Quando tutta una città si riunisce, con il suo affetto e il suo sostegno, all’interno di un’arena per poter tifare i proprio beniamini, si ha la consapevolezza che si sta facendo qualcosa di grande. Così ieri notte, di fronte a una Quicken Loans Arena gremita e eccitata al massimo, i Cleveland Cavaliers hanno compiuto l’impresa, di nuovo, e si sono portati in vantaggio 2-1 nelle NBA Finals 2015, vincendo Gara 3 per 96-91. È stata una partita intensa, ricca, densa, che ha portato alla ribalta protagonisti inaspettati e ha consegnato alla storia il nome di LeBron James. Ai Warriors, autori di un primo tempo lontano dai loro standard, non è bastata la rimonta furibonda degli ultimi due quarti, guidata dall’MVP (fino a quel momento molto poco “Valuable”) Steph Curry. Ma andiamo a vedere i singoli protagonisti di questa Gara 3, e come si sono comportati sul parquet.

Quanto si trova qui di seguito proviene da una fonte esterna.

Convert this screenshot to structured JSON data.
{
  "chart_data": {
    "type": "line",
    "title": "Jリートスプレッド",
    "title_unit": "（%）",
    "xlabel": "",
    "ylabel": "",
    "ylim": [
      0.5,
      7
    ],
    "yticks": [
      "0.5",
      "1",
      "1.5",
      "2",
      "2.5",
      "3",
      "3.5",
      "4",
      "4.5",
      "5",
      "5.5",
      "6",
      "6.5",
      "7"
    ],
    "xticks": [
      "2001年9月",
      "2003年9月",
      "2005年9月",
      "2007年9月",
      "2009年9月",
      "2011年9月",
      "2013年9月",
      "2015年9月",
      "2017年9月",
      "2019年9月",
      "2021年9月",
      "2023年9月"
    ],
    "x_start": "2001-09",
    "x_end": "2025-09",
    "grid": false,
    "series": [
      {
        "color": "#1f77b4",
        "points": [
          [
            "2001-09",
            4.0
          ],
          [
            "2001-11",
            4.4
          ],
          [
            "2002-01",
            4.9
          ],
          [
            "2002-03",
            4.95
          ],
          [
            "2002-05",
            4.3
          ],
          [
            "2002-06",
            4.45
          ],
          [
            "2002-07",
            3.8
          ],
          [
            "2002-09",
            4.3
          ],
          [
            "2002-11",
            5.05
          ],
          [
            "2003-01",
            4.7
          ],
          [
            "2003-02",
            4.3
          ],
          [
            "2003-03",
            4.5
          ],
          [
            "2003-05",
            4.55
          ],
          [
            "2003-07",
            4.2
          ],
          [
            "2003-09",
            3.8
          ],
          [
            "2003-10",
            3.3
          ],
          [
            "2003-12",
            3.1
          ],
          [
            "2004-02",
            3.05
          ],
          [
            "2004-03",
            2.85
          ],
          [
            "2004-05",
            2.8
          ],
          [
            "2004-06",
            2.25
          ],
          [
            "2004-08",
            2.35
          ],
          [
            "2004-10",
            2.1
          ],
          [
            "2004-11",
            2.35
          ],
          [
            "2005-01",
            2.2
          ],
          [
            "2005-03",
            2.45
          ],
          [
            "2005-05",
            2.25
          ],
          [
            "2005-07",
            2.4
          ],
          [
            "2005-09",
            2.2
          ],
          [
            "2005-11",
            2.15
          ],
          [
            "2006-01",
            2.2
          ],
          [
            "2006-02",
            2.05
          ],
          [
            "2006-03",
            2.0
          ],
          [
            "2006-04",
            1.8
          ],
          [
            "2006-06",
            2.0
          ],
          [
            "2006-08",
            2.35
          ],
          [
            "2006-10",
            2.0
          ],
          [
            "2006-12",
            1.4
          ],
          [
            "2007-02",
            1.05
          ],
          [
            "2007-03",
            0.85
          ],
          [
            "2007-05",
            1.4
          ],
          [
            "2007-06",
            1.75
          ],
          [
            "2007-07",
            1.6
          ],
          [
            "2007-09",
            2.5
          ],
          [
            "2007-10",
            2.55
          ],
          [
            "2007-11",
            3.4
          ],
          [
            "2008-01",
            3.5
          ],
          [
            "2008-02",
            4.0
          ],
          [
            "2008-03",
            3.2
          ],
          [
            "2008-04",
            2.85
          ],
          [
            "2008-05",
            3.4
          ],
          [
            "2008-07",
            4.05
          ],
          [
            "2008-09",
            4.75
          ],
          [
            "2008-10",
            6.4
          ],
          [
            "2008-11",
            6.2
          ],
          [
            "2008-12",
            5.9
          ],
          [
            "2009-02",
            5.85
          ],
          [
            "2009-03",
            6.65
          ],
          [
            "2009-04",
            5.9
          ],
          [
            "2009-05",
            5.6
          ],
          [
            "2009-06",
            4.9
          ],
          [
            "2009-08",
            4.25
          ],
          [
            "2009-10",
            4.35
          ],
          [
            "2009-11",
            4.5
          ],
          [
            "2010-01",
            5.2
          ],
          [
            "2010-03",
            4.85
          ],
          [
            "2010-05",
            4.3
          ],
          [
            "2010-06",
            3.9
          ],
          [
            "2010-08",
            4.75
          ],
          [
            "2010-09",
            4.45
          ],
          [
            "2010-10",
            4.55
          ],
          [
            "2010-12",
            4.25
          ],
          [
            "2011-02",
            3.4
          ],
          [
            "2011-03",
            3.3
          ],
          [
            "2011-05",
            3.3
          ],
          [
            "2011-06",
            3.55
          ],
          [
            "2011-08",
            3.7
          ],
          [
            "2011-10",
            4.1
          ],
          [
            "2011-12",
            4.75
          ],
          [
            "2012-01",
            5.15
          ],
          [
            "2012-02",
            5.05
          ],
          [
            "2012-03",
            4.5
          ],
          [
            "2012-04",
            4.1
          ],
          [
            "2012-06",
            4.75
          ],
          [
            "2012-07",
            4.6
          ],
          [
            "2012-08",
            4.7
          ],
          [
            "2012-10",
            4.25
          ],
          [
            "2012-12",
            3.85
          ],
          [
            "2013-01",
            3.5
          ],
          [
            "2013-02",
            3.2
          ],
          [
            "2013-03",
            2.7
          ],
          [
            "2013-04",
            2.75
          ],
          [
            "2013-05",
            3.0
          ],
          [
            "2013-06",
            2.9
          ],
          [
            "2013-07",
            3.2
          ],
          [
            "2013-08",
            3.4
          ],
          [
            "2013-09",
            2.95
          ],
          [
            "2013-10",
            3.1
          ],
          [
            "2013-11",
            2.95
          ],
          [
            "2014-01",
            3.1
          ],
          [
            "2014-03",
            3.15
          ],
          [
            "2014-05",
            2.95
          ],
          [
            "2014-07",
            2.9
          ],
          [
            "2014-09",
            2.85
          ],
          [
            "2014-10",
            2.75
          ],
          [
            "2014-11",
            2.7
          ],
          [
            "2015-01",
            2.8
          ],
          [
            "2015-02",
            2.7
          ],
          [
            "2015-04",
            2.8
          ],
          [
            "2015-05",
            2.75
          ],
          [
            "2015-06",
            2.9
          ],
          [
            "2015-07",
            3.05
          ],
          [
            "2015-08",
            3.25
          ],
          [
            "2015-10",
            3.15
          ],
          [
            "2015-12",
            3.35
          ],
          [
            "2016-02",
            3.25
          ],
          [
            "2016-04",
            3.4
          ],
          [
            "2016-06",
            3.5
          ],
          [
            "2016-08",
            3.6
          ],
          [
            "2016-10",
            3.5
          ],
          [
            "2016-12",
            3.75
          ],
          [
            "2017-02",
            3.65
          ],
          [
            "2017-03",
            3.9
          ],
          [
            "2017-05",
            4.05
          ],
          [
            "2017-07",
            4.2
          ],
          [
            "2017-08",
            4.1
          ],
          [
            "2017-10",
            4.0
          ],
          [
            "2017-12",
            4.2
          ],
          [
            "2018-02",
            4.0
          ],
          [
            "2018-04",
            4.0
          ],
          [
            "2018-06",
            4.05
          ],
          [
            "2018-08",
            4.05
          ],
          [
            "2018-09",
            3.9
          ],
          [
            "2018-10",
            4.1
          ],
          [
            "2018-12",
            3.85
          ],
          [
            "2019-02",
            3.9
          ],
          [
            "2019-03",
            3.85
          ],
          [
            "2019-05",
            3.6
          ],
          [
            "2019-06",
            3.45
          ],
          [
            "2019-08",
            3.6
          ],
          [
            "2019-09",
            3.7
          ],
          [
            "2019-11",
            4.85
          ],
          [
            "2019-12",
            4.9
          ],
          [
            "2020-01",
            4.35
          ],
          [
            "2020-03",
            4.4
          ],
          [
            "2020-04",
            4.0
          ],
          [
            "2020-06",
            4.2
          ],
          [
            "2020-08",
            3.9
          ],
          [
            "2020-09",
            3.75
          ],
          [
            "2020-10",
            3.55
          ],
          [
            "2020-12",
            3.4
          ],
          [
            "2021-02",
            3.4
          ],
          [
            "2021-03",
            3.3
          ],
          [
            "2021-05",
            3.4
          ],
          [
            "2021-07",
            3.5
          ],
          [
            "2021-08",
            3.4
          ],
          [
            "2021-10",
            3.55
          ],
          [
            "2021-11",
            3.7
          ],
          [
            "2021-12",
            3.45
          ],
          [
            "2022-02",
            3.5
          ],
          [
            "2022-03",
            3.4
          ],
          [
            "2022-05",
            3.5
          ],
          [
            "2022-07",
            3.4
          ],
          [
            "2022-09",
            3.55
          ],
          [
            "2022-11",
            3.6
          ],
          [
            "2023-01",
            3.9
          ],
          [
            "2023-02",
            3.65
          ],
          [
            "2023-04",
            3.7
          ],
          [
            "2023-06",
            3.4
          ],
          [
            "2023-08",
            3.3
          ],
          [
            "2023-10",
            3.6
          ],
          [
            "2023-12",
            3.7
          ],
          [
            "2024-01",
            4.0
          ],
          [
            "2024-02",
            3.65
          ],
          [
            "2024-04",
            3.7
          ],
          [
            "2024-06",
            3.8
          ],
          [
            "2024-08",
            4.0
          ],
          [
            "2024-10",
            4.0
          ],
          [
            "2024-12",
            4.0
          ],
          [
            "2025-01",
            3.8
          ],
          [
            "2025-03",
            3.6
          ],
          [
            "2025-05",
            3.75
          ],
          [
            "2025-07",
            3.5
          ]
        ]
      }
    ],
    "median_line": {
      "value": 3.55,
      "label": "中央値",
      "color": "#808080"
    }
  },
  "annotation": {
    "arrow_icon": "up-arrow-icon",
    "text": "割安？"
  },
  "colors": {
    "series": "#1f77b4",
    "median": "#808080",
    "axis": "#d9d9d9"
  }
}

Ecco a voi le pagelle della terza gara delle NBA Finals 2015.
CLEVELAND CAVALIERS
LeBron James voto 9: Non si possono, non si devono usare troppe parole per descrivere la partita del Re. L’aggettivo “esaltante” potrebbe forse bastare. Domina il parquet con una personalità debordante, terrorizza gli avversari anche solo facendogli leggere il nome sulla maglia, difende come se non ci fosse un domani, prende rimbalzi, il pallone passa sempre dalla sue mani, segna a ripetizione, smista per i compagni, ma soprattutto è concreto e spettacolare al punto giusto. Anche stanotte è in ritmo da tripla doppia con 40 pts, 12 rbd e 8 ass, a cui aggiunge anche 4 stl (di cui una fondamentale nel finale su Curry) e 2 blk, e quando la partita sembra mettersi male, nell’ultimo minuto, è lui a tenere Golden State lontana, con una gran tripla, una schiacciata di pura potenza su alley-oop di Dellavedova, e con i liberi finali che chiudono i conti. I suoi 123 punti complessivi in tre partite sono un record delle Finals. Sta giocando in una maniera sublime, al di sopra di ogni commento possibile. Bisogna solo rimanere a guardare. WE ARE ALL WITNESSES.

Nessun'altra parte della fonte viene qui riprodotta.